On Thursday, the Financial Conduct Authority (FCA) issued a fine of £64,046,800 to Lloyds Banking Group for failing to deliver fair treatment of mortgage customers.
The FCA said that Lloyds Bank, Bank of Scotland and The Mortgage Business (brands all owned by Lloyds Banking Group) did not obtain enough information to properly assess mortgage customers in payment difficulties or arrears, potentially delivering unfair treatment to more than a quarter of a million customers between 2011 and 2015.
Compounding the issue, cuts by the bank meant that most call handlers dealing with customers in mortgage arrears were new to their role and unable to consult more experienced staff.

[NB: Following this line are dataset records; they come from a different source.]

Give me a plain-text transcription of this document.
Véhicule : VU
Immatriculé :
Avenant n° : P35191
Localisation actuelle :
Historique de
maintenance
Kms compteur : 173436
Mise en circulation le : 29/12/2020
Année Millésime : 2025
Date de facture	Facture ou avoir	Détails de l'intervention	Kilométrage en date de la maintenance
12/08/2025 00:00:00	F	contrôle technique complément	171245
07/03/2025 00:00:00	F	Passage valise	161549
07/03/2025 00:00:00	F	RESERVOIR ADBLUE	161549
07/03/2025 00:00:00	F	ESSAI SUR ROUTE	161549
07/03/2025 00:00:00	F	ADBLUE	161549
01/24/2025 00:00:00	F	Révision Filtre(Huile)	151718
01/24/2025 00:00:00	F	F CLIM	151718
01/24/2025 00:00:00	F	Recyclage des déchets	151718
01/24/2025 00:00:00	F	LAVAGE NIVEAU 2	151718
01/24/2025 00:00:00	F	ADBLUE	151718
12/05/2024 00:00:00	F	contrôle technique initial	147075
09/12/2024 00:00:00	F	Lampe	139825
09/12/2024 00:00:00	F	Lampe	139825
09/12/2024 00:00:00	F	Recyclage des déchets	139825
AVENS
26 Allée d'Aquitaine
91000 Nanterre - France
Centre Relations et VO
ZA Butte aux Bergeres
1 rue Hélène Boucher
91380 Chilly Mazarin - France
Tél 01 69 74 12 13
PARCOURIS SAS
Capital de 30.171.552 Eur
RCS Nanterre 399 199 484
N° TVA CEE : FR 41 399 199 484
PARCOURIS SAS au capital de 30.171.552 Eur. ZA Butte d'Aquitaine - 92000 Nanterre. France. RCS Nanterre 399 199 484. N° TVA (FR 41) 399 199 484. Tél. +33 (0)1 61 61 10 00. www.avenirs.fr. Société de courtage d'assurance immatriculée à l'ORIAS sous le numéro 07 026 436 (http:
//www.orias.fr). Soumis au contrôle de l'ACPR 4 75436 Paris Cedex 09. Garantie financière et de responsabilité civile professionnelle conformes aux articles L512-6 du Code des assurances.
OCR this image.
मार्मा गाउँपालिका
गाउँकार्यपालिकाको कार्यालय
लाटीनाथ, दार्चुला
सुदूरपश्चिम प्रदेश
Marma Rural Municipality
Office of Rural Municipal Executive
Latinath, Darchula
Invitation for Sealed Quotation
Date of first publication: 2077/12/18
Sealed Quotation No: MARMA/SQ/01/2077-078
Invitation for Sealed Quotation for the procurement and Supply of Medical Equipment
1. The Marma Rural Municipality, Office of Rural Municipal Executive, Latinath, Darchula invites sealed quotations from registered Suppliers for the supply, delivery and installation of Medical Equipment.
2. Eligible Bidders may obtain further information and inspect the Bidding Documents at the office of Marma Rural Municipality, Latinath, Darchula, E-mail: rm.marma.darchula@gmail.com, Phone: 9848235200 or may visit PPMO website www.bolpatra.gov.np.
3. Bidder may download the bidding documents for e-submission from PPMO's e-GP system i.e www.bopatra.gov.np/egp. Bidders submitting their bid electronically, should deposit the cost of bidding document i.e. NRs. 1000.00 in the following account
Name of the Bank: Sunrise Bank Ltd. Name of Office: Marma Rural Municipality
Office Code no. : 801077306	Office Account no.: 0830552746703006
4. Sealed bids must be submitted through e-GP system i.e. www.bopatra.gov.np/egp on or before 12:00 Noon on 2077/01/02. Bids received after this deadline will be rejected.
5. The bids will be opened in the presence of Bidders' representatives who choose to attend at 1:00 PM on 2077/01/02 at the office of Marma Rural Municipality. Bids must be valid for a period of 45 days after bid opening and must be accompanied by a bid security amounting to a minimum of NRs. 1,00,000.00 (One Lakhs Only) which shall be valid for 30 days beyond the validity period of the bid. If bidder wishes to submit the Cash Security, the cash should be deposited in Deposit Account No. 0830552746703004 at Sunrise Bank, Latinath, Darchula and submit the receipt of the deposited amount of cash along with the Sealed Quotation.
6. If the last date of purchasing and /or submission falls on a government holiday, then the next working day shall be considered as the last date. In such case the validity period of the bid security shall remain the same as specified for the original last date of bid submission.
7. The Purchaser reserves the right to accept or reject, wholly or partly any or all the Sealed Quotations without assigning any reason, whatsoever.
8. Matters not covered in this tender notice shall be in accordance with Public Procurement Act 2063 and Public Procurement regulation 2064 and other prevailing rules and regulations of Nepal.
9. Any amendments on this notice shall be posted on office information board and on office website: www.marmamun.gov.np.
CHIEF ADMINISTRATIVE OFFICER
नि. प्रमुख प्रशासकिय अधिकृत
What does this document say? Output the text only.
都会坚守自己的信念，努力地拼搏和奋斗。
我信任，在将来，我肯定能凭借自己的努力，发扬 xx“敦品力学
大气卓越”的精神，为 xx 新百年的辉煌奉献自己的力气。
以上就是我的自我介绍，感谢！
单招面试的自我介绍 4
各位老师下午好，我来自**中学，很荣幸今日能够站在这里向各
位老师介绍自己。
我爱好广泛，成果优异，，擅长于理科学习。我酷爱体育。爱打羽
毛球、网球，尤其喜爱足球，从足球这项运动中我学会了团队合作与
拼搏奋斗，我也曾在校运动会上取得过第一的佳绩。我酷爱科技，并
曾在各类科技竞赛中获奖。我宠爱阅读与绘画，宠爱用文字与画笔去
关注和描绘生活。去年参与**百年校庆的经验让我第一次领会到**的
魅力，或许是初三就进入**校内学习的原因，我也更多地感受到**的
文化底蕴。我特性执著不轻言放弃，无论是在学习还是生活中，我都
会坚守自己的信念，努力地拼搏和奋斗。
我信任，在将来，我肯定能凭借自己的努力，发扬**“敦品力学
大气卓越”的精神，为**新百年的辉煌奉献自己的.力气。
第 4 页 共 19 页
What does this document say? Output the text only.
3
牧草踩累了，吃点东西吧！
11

Mark Steward, the FCA’s executive director of enforcement and market oversight, said in a statement: “Banks are required to treat customers fairly, even when those customers are in financial difficulties or are having trouble meeting their obligations.”
“Customers should still pay what is owed, but banks are obliged to treat their customers fairly when making new payment arrangements,” he continued, adding that other firms should “take notice” of the FCA’s actions and ensure fair treatment of their own customers.
A Lloyds Group spokesperson said: “We have contacted all customers who were affected between 2011 and 2015 to apologise and have already reimbursed all who were charged fees at the time. Customers do not need to take any action.”